Der rechtliche Status der afrikanischen Bevölkerung in Mosambik wandelte sich von einer kolonialen Unterordnung zur formalen Staatsbürgerschaft, wobei die Abschaffung der Kategorie „Indigen“ im Jahr 1961 und die Unabhängigkeit 1975 zentrale Meilensteine bildeten. Trotz dieser gesetzlichen Änderungen blieben soziale und ökonomische Ungleichheiten bestehen.
Koloniale Rechtsordnung
Unter der portugiesischen Kolonialherrschaft, die von etwa 1505 bis 1975 dauerte, wurde die Bezeichnung „Indigen“ zu einer rechtlichen Klassifikation, die Rechte, Pflichten und Lebensmöglichkeiten regelte. Die Mehrheit der einheimischen Gemeinschaften, darunter die Ronga und Changan, fiel in diese Kategorie, während nur eine kleine Minderheit als „assimilierte“ oder „portugiesische“ Bürger galt.
Bildung und Arbeit
Das Bildungssystem spiegelte die Hierarchie wider: Kinder europäischer Kolonialisten hatten leichteren Zugang zu Schulen, während afrikanische Kinder in einem separaten System ausgebildet wurden, das sie vornehmlich für untergeordnete Positionen im kolonialen Wirtschaftssystem vorbereitete. Gleichzeitig waren viele Männer gezwungen, in südafrikanische Bergwerke zu migrieren, um Einkommen für ihre Familien zu erwirtschaften, was die regionale Arbeitsmigration zu einem integralen Bestandteil der Wirtschaft machte.
Land und Autorität
Die koloniale Verwaltung bestimmte Landzuteilungen, erkannte lokale Führer an oder ersetzte sie und reorganisierte die Bodennutzung nach den Interessen der Kolonialmacht. So wurde nicht nur die Bevölkerung, sondern auch der Raum, in dem sie lebte, von der Kolonialmacht kontrolliert.
Rechtliche Änderungen 1961
Im Jahr 1961 hob Portugal die offizielle Kategorie „Indigen“ auf und erklärte alle Kolonialbewohner zu portugiesischen Bürgern. Die formale Gleichstellung brachte jedoch keine sofortige soziale Gleichstellung; jahrzehntelange Benachteiligungen in Bildung und Wirtschaft blieben bestehen.
Unabhängigkeit 1975
Mit der Unabhängigkeit Mosambiks am 25. Juni 1975 erhielt die einheimische Bevölkerung erstmals volle politische Souveränität.
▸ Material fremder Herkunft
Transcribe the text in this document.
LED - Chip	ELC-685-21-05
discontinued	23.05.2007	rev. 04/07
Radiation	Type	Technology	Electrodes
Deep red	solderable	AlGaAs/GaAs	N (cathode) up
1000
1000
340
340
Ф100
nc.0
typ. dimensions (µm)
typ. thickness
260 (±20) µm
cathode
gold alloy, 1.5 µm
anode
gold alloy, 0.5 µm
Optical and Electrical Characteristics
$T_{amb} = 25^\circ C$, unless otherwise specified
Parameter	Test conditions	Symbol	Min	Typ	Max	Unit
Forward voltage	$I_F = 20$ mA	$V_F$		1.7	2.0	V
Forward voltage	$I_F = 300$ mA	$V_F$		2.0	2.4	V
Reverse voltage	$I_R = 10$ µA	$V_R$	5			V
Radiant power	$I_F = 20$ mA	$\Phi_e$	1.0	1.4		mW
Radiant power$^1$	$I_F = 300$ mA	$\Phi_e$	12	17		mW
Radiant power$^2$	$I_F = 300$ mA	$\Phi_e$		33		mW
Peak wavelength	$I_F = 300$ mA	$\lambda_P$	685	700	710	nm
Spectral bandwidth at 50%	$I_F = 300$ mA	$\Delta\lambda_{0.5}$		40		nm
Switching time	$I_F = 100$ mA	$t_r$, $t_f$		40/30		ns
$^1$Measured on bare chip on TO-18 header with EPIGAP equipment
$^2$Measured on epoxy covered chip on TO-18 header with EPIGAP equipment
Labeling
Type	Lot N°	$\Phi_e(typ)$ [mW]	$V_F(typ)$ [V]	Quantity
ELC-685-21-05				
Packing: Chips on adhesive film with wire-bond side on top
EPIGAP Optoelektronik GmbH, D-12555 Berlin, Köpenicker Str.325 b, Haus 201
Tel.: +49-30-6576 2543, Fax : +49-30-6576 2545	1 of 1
Das neue Nationalitätsgesetz definierte die Zugehörigkeit zum Staat neu und ersetzte koloniale Kategorien durch die Bezeichnung „mosambikanisch“. Damit wurde die rechtliche Identität von „Indigen“ zu Staatsbürger transformiert.
Fortbestehende Ungleichheiten
Obwohl die rechtliche Gleichstellung erreicht wurde, blieb die Bevölkerung mit niedrigen Bildungsquoten, mangelnden Fachkräften und einer Wirtschaft, die stark von kolonialen Strukturen abhängig war, zurück. Die formale Staatsbürgerschaft löste nicht automatisch wirtschaftliche Gleichheit, und viele ehemalige „Indigene“ lebten weiterhin unter prekären Bedingungen.